Teknologi

Wacana E-Sport Masuk Kurikulum Nasional

Menilik wacana e-sport masuk kurikulum nasional sekolah menengah.

avatar
Sketsa Unmul

sketsaunmul@gmail.com


Sumber Gambar: Pexels

SKETSA - Wacana terkait electronic sport (e-sport) yang akan dimasukkan ke dalam kurikulum nasional sekolah menengah, santer terdengar belakangan ini. E-sport dicanangkan akan masuk dalam kurikulum sekolah, pada tingkat SMP dan SMA atau sederajat. Saat ini, e-sport sejatinya memang cukup digandrungi oleh banyak kalangan, mulai dari anak-anak hingga orang dewasa. Berdasarkan fakta di lapangan ini, e-sport dinilai memiliki peluang menjanjikan.

Dikutip dari laman hai.grid.id, ternyata ada beberapa negara lain yang juga telah menerapkan kurikulum e-sport. Pertama, Garnes Vidaregaande Skule, sebuah SMA di Norwegia. Murid-murid di sekolah ini diwajibkan untuk belajar selama 5 jam dalam setiap minggu.

Kedua, negara Amerika Serikat. Columbia College sebagai salah satu perguruan tinggi cukup berani mengubah ruang ganti para pemain sepak bolanya menjadi ruangan penuh komputer dan penunjang gaming lainnya.

Ketiga, University of California yang juga berada di Amerika Serikat. Universitas tersebut mendapat donasi dari pengembang gim Fortnite, Riot Game. Salah satu bentuk dukungannya yakni membuat semacam warung internet alias warnet yang dilengkapi dengan PC tercanggih.

Dilansir dari laman cnnindonesia.com, Kepala Badan Standar, Kurikulum, dan Asesmen Pendidikan, Kemendikbudristek, Anindito Aditomo mengatakan bahwa materi e-sport bersifat opsional. Jika ada sekolah yang merasa butuh materi pelajaran tersebut, maka diperbolehkan.

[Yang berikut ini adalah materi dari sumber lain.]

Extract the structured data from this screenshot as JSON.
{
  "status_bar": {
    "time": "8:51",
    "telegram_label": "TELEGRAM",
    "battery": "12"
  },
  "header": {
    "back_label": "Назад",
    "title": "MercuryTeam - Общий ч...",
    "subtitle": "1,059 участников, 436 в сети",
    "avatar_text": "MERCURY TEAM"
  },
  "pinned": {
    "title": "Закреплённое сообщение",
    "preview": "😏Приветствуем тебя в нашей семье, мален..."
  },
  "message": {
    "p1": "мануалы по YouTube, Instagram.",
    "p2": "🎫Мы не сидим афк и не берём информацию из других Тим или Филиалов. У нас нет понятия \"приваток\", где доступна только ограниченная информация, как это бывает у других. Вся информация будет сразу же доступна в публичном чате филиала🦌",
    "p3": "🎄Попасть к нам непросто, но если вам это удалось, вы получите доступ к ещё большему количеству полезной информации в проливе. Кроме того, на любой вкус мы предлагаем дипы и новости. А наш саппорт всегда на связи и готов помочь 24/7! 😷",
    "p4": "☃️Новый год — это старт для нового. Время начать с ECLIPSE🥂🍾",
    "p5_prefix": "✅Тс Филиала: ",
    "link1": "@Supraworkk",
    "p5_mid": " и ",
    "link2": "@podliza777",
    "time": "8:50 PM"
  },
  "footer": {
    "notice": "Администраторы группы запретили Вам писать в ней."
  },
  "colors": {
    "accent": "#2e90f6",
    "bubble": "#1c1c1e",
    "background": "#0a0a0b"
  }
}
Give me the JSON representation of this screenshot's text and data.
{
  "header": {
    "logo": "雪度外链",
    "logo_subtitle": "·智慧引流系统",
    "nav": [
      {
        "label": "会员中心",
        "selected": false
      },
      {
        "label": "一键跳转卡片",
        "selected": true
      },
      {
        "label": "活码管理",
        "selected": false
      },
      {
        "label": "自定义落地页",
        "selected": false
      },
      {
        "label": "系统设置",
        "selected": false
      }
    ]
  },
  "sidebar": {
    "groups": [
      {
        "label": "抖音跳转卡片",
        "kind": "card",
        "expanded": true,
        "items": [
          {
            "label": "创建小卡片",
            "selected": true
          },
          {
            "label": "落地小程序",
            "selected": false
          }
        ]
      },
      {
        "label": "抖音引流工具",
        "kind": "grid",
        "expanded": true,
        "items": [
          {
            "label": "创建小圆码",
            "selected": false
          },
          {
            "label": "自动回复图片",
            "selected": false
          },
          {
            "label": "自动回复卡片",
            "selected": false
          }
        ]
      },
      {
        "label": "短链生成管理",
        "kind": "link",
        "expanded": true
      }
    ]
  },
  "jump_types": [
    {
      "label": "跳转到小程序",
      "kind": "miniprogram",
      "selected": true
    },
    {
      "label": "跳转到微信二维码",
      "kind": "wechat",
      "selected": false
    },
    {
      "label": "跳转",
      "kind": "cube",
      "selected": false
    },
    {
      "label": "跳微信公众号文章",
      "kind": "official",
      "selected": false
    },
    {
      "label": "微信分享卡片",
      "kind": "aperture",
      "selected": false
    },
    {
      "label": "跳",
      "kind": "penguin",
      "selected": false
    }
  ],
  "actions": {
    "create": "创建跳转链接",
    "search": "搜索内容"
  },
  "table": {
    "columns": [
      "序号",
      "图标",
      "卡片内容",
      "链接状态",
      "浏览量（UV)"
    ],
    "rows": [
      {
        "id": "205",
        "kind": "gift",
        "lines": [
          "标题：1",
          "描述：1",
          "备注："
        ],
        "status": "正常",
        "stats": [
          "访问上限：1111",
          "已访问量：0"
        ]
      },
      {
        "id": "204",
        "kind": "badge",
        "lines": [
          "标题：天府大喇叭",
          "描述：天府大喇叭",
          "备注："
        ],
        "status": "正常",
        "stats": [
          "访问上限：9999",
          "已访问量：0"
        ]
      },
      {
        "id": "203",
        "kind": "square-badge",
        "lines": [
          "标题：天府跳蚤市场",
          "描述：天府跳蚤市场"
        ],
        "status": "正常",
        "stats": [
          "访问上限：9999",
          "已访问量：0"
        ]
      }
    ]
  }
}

“E-sports tidak masuk kurikulum nasional. Sekolah boleh saja memasukkan konten tersebut jika dipandang relevan untuk kebutuhan dan konteksnya,” ujar Anindito, Senin (30/12) pada CNN Indonesia.

Terkait hal ini, awak Sketsa menghubungi salah satu dosen FKIP, prodi Bimbingan Konseling (BK) pada Senin (6/12). Menurut Rury Muslifar, penerapan kurikulum e-sport di sekolah menengah dapat menjadi dilema, akibat sudut pandang yang berbeda-beda. Namun hal ini dapat pula menjadi pertimbangan dalam membangun karakter untuk memiliki jiwa sportivitas. 

Meskipun memiliki peluang menjanjikan di masa mendatang, e-sport masih menjadi stigma bagi sebagian orang tua. “Sebaiknya, sebelum kurikulum ini dilaksanakan harus ada sosialisasi dan edukasi pada siswa dan orang tua. Agar tidak (ada) salah paham dalam proses pembelajarannya,” ungkap Rury, Senin (6/12) lewat pesan Whatsapp.

Rury menambahkan, munculnya wacana kurikulum e-sport ini juga dirasa tidak akan mencapai tingkat perguruan tinggi. Hal ini lantaran perguruan tinggi lebih berfokus pada kurikulum Merdeka Belajar Kampus Merdeka (MBKM). 

“Saya rasa tidak ya, karena saat ini kurikulum di perguruan tinggi sedang gencar melaksanakan kurikulum MBKM,” tutupnya.(kus/fsf/rea/nkh).